Economicamente, a cadeia do alho movimenta cerca de R$ 7 bilhões por ano e sustenta aproximadamente 300 mil empregos, entre diretos e indiretos. Ao todo, são cerca de 40 mil produtores, em sua maioria agricultores familiares.

O cultivo no Brasil demanda investimentos elevados, atingindo até R$ 120 mil por hectare, considerando custos com sementes, insumos, irrigação, energia e beneficiamento. Em contrapartida, Argentina e China se beneficiam de condições climáticas mais favoráveis e menor exigência tecnológica, o que reduz o custo de produção.

Imagem: Imagem ilustrativa

Dados do Instituto Brasileiro de Geografia e Estatística (IBGE) revelam que, em 2024, o Brasil produziu 172,8 mil toneladas de alho em 12,8 mil hectares, com valor de produção estimado em R$ 2,41 bilhões. Ainda assim, o país importa cerca de um terço do consumo interno, que chega a 360 mil toneladas ao ano.

Especialistas destacam avanços como a vernalização e o uso de sementes livres de vírus, que permitem médias de até 16 toneladas por hectare, mas apontam que o custo de produção continua sendo o principal fator de desvantagem frente aos concorrentes.
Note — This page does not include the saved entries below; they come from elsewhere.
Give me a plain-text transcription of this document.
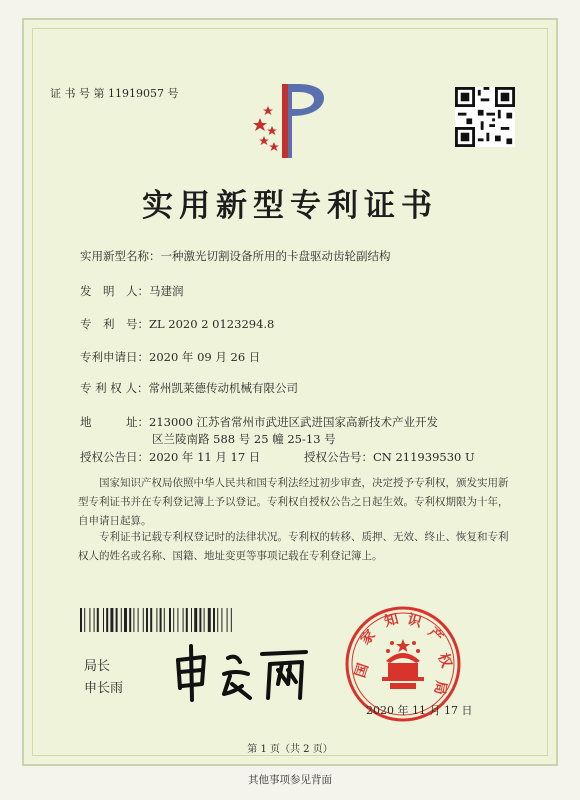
证 书 号 第 11919057 号
实用新型专利证书
实用新型名称：一种激光切割设备所用的卡盘驱动齿轮副结构
发　明　人：马建润
专　利　号：ZL 2020 2 0123294.8
专利申请日：2020 年 09 月 26 日
专 利 权 人：常州凯莱德传动机械有限公司
地　　　址：213000 江苏省常州市武进区武进国家高新技术产业开发
区兰陵南路 588 号 25 幢 25-13 号
授权公告日：2020 年 11 月 17 日	授权公告号：CN 211939530 U
国家知识产权局依照中华人民共和国专利法经过初步审查，决定授予专利权，颁发实用新型专利证书并在专利登记簿上予以登记。专利权自授权公告之日起生效。专利权期限为十年，自申请日起算。
专利证书记载专利权登记时的法律状况。专利权的转移、质押、无效、终止、恢复和专利权人的姓名或名称、国籍、地址变更等事项记载在专利登记簿上。
局长
申长雨
国
家
知 识
产
权
局
2020 年 11 月 17 日
第 1 页（共 2 页）
其他事项参见背面
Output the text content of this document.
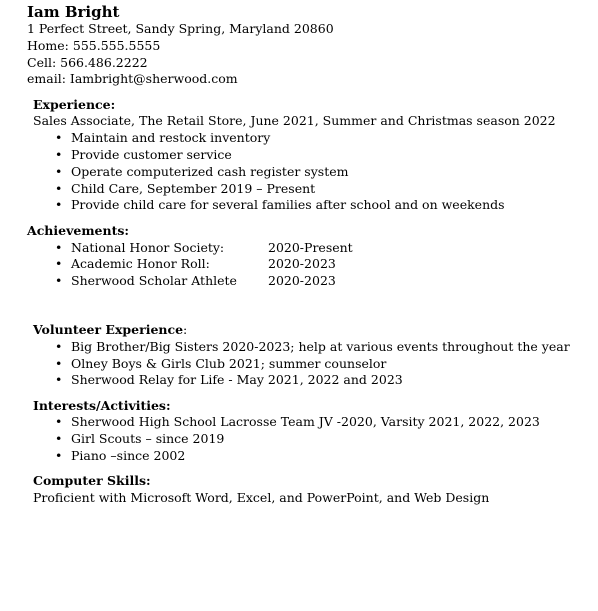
Iam Bright
1 Perfect Street, Sandy Spring, Maryland 20860
Home: 555.555.5555
Cell: 566.486.2222
email: Iambright@sherwood.com
Experience:
Sales Associate, The Retail Store, June 2021, Summer and Christmas season 2022
• Maintain and restock inventory
• Provide customer service
• Operate computerized cash register system
• Child Care, September 2019 – Present
• Provide child care for several families after school and on weekends
Achievements:
• National Honor Society:	2020-Present
• Academic Honor Roll:	2020-2023
• Sherwood Scholar Athlete 2020-2023
Volunteer Experience:
• Big Brother/Big Sisters 2020-2023; help at various events throughout the year
• Olney Boys & Girls Club 2021; summer counselor
• Sherwood Relay for Life - May 2021, 2022 and 2023
Interests/Activities:
• Sherwood High School Lacrosse Team JV -2020, Varsity 2021, 2022, 2023
• Girl Scouts – since 2019
• Piano –since 2002
Computer Skills:
Proficient with Microsoft Word, Excel, and PowerPoint, and Web Design
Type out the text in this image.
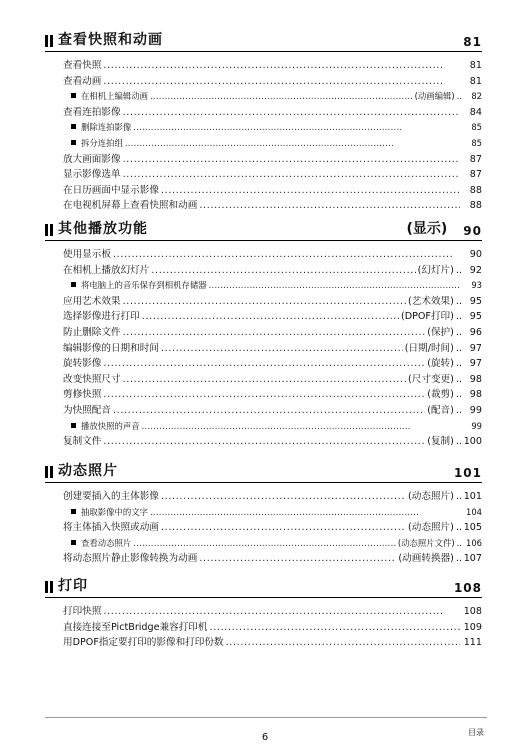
查看快照和动画	81
查看快照 . . .	81
查看动画 . . .	81
在相机上编辑动画 . . .	(动画编辑) ..	82
查看连拍影像 . . .	84
删除连拍影像 . . .	85
拆分连拍组 . . .	85
放大画面影像 . . .	87
显示影像选单 . . .	87
在日历画面中显示影像 . . .	88
在电视机屏幕上查看快照和动画 . . .	88
其他播放功能	(显示) 90
使用显示板 . . .	90
在相机上播放幻灯片 . . .	(幻灯片) .. 92
将电脑上的音乐保存到相机存储器 . . .	93
应用艺术效果 . . .	(艺术效果) .. 95
选择影像进行打印 . . .	(DPOF打印) .. 95
防止删除文件 . . .	(保护) .. 96
编辑影像的日期和时间 . . .	(日期/时间) .. 97
旋转影像 . . .	(旋转) .. 97
改变快照尺寸 . . .	(尺寸变更) .. 98
剪修快照 . . .	(裁剪) .. 98
为快照配音 . . .	(配音) .. 99
播放快照的声音 . . .	99
复制文件 . . .	(复制) .. 100
动态照片	101
创建要插入的主体影像 . . .	(动态照片) .. 101
抽取影像中的文字 . . .	104
将主体插入快照或动画 . . .	(动态照片) .. 105
查看动态照片 . . .	(动态照片文件) .. 106
将动态照片静止影像转换为动画 . . .	(动画转换器) .. 107
打印	108
打印快照 . . .	108
直接连接至PictBridge兼容打印机 . . .	109
用DPOF指定要打印的影像和打印份数 . . .	111
6	目录
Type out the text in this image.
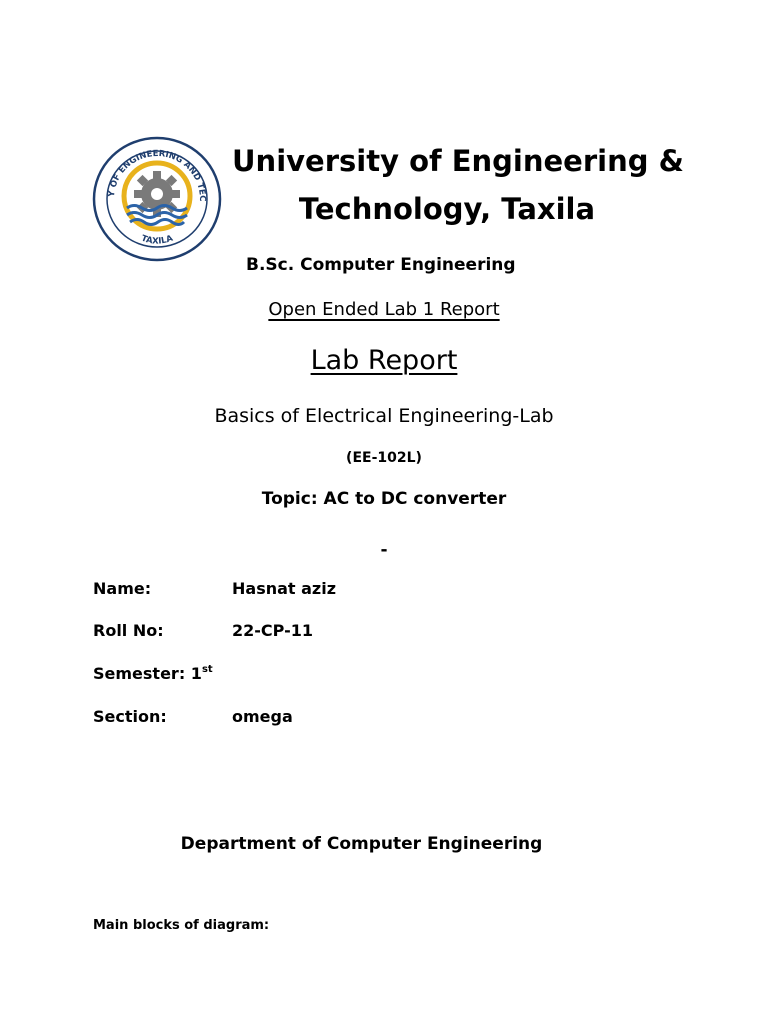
Y OF ENGINEERING AND TEC
TAXILA
University of Engineering &
Technology, Taxila
B.Sc. Computer Engineering
Open Ended Lab 1 Report
Lab Report
Basics of Electrical Engineering-Lab
(EE-102L)
Topic: AC to DC converter
-
Name:	Hasnat aziz
Roll No:	22-CP-11
Semester: 1st
Section:	omega
Department of Computer Engineering
Main blocks of diagram:
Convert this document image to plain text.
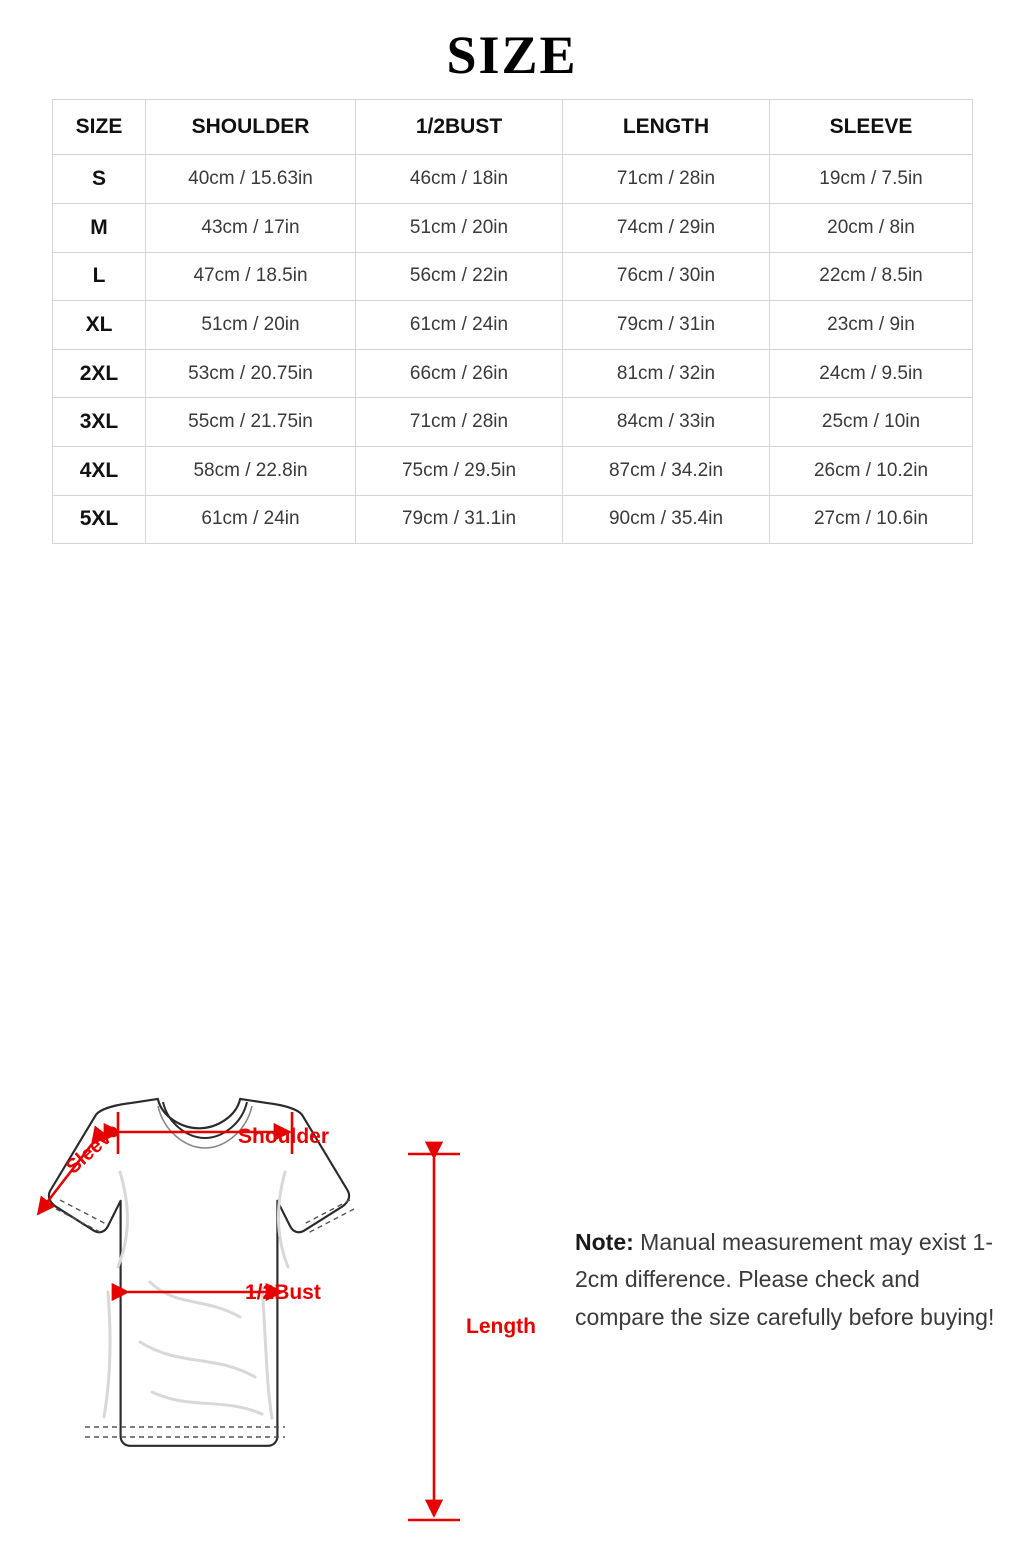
SIZE
SIZE	SHOULDER	1/2BUST	LENGTH	SLEEVE
S	40cm / 15.63in	46cm / 18in	71cm / 28in	19cm / 7.5in
M	43cm / 17in	51cm / 20in	74cm / 29in	20cm / 8in
L	47cm / 18.5in	56cm / 22in	76cm / 30in	22cm / 8.5in
XL	51cm / 20in	61cm / 24in	79cm / 31in	23cm / 9in
2XL	53cm / 20.75in	66cm / 26in	81cm / 32in	24cm / 9.5in
3XL	55cm / 21.75in	71cm / 28in	84cm / 33in	25cm / 10in
4XL	58cm / 22.8in	75cm / 29.5in	87cm / 34.2in	26cm / 10.2in
5XL	61cm / 24in	79cm / 31.1in	90cm / 35.4in	27cm / 10.6in
Shoulder
Sleeve
1/2Bust
Length
Note: Manual measurement may exist 1-2cm difference. Please check and compare the size carefully before buying!
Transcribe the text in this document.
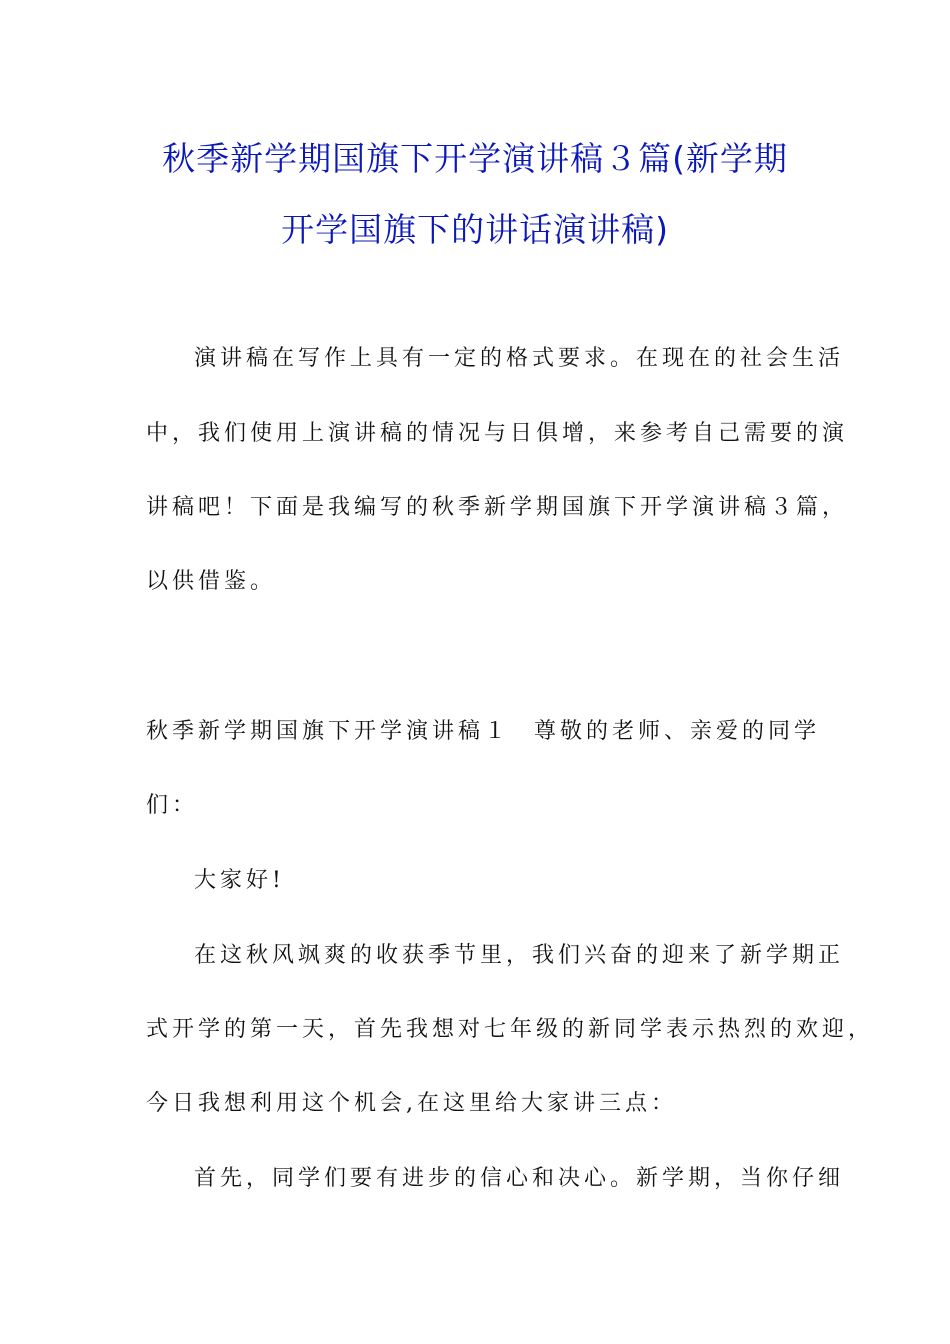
秋季新学期国旗下开学演讲稿３篇(新学期
开学国旗下的讲话演讲稿)
演讲稿在写作上具有一定的格式要求。在现在的社会生活
中，我们使用上演讲稿的情况与日俱增，来参考自己需要的演
讲稿吧！下面是我编写的秋季新学期国旗下开学演讲稿３篇，
以供借鉴。
秋季新学期国旗下开学演讲稿１ 尊敬的老师、亲爱的同学
们：
大家好!
在这秋风飒爽的收获季节里，我们兴奋的迎来了新学期正
式开学的第一天，首先我想对七年级的新同学表示热烈的欢迎，
今日我想利用这个机会,在这里给大家讲三点：
首先，同学们要有进步的信心和决心。新学期，当你仔细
Com o plantio já em andamento em regiões do Sudeste, Centro-Oeste e Nordeste, e prestes a iniciar no Sul, o setor aguarda o desfecho da possível investigação antidumping, que pode redefinir o cenário de mercado nos próximos meses. Até lá, os produtores seguem sob forte pressão de preços reduzidos e margens cada vez mais estreitas.